Sleepy Hollow: Somehow, a play about child molesters in a futuristic prison is a bore

Oct 3, 2013 at 4:00 am
Jeff Kargus and B. Weller in Lonesome Hollow.
Jeff Kargus and B. Weller in Lonesome Hollow. John Lamb

Union Avenue Christian Church's basement theater has been transformed into a sunny green sward with a precise labyrinth of partially buried bricks in the center. Here in this meditation space, unrepentant child molesters and their vicious caretakers struggle with their personal demons and each other as the sex criminals wait for the day they'll be released back into society.

The wrinkle in Lee Blessing's Lonesome Hollow is that these criminals have already served their sentences. They're free men still imprisoned, thanks to new legislation which allows private companies to retain offenders in legal limbo in what are essentially for-profit concentration camps because society doesn't want them back. Hence the labyrinth, which gets a heavy workout as a symbol and metaphor for during this overlong one-act play.

Tuck (Jeff Kargus) is the builder of the labyrinth, and he's well aware of what it stands for. This former fine-art photographer offers up a lengthy exposition of its origin as a substitute for a penitential pilgrimage to Jerusalem during the Middle Ages that sounds more like a school presentation than thoughtful speech. That's more Blessing's problem than Kargus'; it's an awkward string of words that sounds pretentious and rings false, and it's one of several such artificial passages in Lonesome Hollow.

Tuck is here because he photographed underage nude girls. He also slept with one of them, an act he genuinely regrets — hence his construction project. Blessing sets up Tuck as a symbol of the unfairness of these new laws, a counterpoint to the much more evil Nye (B. Weller), who violently and apologetically abused young boys. Weller brings a feral rage to Nye, a man who knows what he did is heinous but also knows he's never going to stop doing it. Tuck is further victimized by Mills (Elizabeth Graveman), a nasty caretaker who's awfully quick with a Taser. Mills has a fondness for Tuck that's rooted in her secret passion for his photographs, which leads them both into some dark places.
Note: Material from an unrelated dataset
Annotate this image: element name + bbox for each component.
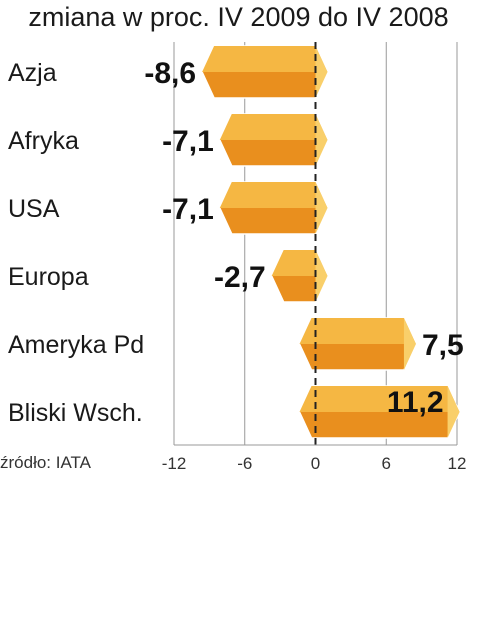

Above them all is Glover (Mark Abels), the preternaturally calm psychologist/administrator of this facility. Behind his mien of professional disinterest, Glover is as ruthless as Nye. The slow realization that the watchers are as twisted as their charges is one of the few interesting developments in Lonesome Hollow, and it's mostly because of Abels. He plays it phenomenally cool, a pleasant smile never far from his lips as he psychologically dissects these men and casually has them tortured. Glover brushes aside Nye's concerns about the legality of privatized detention with the downright chipper explanation, "If you can get the people behind you, you can make anything a crime. That's called 'democracy.'"

Blessing justifies quite a bit of what happens here as being the will of the people. It's true that sex offenders are not high on the list of beloved citizens, and that camps of them are currently gathered on the outskirts of cities and towns because of their unique residency restrictions. Maybe it's unfair; maybe society owes them a solution. Lonesome Hollow doesn't come down on any side of the issue, however, because its only purpose is to provoke thought and discussion. But after two hours, Lonesome Hollow feels more like a case of talking loud and saying nothing.